The new pontificate of Leo XIV placed the care of the 'common home' and social justice at the centre, in full continuity with the line drawn by Pope Francis on the issues of environmental and social sustainability (as two sides of the same coin). In the 2015 Encyclical Letter Laudato sì, the pontiff - starting from the "current context, in what is unprecedented for the history of humanity - recalled that -climate change is a global problem with serious environmental, social, economic, distributive and political implications, and constitutes one of the main current challenges for humanity... Never have we mistreated and offended our common home as in the last two centuries.... It is imperative to create a regulatory system that includes inviolable limits and ensures the protection of ecosystems, before the new forms of power derived from the techno-economic paradigm end up destroying not only politics but also freedom and justice... The principle of profit maximisation, which tends to isolate itself from all other considerations, is a conceptual distortion of economics'. And a few years later - in the Apostolic Exhortation Laudate Deum of 2023 - Pope Francis did not hesitate to state that "we are not reacting enough, since the world that welcomes us is crumbling and perhaps approaching a breaking point... There is no doubt that the impact of climate change will increasingly damage the lives of many individuals and families.... This is a global social problem that is intimately linked to the dignity of human life... The human - anthropogenic - origin of climate change can no longer be questioned'.

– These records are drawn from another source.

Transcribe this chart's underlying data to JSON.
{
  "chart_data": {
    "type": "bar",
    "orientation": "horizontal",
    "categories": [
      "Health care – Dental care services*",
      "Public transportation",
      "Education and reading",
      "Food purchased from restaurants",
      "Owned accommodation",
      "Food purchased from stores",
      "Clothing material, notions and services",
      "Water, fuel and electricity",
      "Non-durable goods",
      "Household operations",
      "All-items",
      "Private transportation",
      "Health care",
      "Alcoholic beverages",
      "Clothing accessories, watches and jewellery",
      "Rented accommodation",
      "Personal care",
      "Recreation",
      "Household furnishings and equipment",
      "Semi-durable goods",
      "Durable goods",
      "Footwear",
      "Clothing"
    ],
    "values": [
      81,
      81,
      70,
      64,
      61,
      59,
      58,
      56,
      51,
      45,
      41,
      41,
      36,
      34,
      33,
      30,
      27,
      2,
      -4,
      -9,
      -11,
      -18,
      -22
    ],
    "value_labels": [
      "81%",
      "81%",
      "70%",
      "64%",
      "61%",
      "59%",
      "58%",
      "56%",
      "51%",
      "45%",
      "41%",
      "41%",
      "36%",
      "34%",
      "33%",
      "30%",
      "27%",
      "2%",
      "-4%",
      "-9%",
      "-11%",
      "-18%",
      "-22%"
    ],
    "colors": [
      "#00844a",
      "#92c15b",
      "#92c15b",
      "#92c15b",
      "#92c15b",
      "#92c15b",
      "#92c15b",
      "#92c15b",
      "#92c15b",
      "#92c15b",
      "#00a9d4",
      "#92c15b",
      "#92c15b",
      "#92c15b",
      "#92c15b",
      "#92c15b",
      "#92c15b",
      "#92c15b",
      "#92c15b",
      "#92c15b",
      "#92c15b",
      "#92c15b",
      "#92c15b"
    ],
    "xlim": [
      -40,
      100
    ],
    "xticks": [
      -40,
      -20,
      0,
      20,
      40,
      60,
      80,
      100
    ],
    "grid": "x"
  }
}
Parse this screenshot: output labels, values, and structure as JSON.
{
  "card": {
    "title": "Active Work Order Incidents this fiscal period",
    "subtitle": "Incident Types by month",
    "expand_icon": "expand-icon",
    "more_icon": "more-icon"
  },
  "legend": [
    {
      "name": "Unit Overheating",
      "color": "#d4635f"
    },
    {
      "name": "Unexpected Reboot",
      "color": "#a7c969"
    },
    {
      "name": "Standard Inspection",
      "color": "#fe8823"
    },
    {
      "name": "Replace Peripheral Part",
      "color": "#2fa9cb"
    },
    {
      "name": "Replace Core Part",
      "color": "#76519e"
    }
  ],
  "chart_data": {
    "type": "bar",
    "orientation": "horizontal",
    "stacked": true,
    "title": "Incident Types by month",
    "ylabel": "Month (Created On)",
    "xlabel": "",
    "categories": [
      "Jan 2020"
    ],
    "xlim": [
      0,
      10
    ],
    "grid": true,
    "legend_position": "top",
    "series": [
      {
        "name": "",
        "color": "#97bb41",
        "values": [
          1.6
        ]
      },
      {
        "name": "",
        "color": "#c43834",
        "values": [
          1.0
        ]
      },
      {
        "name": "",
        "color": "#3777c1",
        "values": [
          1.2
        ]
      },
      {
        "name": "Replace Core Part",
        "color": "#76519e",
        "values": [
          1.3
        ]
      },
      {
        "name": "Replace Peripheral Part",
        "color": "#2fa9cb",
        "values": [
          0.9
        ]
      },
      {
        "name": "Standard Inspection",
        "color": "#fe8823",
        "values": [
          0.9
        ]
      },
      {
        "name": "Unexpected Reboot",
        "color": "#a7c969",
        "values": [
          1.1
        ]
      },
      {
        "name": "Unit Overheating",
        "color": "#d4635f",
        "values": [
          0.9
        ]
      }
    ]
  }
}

Well, these lessons and related courses of action remain central and difficult to question, with inevitable reflections on the issues of corporate purpose and the future of capitalism more generally.

Of course, companies (and primarily those in the EU area) must not be unnecessarily burdened with rules and procedures that are an end in themselves.

But business cannot disregard the major issues of sustainability. In this sense, the opposition, in many ways simplistic, between shareholder capitalism and stakeholder capitalism seems destined to lose much of its importance, in the sense that there can be no real opposition between the two models. In the medium term, only a company attentive to the planet's assets (starting with the climate problem), stakeholders and social balances will be able to create profits for its shareholders. On the other hand, the duty to manage the company with diligence and in the knowledge that 'risk management' is an essential part of it, necessarily requires directors to consider the issue of sustainability in a broad sense (apart from ESG factors, as currently codified).

In essence, it is hardly disputable that the profit motive can only be ensured in the future if the environmental and social sustainability profiles of the company are incorporated and taken into account.

Regardless of the regulatory models one intends to adopt, capitalism in the near future will necessarily have to be sustainable capitalism or it simply will not be.